How to Watch the Choir with Closed Captioning
This could be a game-changer! Did you know Music & the Spoken Word is available with closed captioning? While watching and listening to The Tabernacle Choir and Orchestra at Temple Square is an amazing experience alone, closed captioning can enhance it in different ways.
How can closed captioning help me?
While the technology of closed captioning started in the 1970s, it has become more widely available on most televisions over the years and is no longer a novelty.
For the hearing impaired it is the best way to enjoy a musical portion of a program. For those who are hard of hearing or those who just want to understand the lyrics or messages better, the subtitles are an amazing way to complement the experience.
If you need to have the volume down while multitasking, closed captioning can provide all of the visual information needed to make up for the lack of volume. For patients in hospitals, nursing homes, or sound-sensitive or noisy environments such as libraries, it is the ideal solution when portions of the program cannot be heard.
Other uses for closed captioning
A 2006 study revealed that of the 7.5 million people who use closed captions in the U.K., only 1.5 million were deaf or hard of hearing.
- Closed captions help with comprehension of dialogue that is spoken quickly or inaudibly, or when there is excessive background noise. In an age of unscripted television, it can be harder to understand the dialogue.
- Closed captions can help provide a better experience for people with learning disabilities or autism by helping them maintain concentration.
- Viewers whose second language is English benefit from using subtitles.
How to access closed captioning
Press the Menu button on your TV remote (most remotes have this).
Once you have accessed the menu, press “Setup.”
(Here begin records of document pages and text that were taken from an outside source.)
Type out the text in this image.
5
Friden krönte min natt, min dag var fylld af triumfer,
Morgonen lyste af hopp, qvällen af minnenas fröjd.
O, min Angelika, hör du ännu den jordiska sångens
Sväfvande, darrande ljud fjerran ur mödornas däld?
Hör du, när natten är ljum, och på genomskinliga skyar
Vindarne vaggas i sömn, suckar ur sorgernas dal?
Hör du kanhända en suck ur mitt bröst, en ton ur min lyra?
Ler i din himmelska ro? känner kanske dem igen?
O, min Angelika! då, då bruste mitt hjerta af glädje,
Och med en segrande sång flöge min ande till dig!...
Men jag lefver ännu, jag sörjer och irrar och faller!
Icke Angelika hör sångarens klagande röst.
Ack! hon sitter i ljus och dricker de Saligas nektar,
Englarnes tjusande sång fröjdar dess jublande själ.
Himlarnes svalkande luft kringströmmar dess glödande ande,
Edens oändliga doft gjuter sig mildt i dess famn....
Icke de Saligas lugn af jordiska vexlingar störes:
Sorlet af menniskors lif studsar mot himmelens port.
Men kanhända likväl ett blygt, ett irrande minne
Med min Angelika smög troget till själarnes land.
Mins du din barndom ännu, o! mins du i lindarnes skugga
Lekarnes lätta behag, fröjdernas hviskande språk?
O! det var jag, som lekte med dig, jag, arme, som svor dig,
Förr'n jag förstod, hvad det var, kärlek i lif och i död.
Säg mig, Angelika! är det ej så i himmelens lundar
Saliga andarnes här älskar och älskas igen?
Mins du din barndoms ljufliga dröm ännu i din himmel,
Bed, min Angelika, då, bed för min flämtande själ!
You should see a CC or Closed Captioning option. Select “Enable” or “Yes,” and then press OK.
Remote controls and menus vary, but most should work similarly to this. Here are links to instructions on how to set up closed captioning for different providers:
If you have any trouble activating subtitles, you can check your television manual, call your television provider, or search online for instructions.
The spoken word segment of our broadcast is currently available in closed captioning on YouTube by clicking the CC button at the bottom of the video.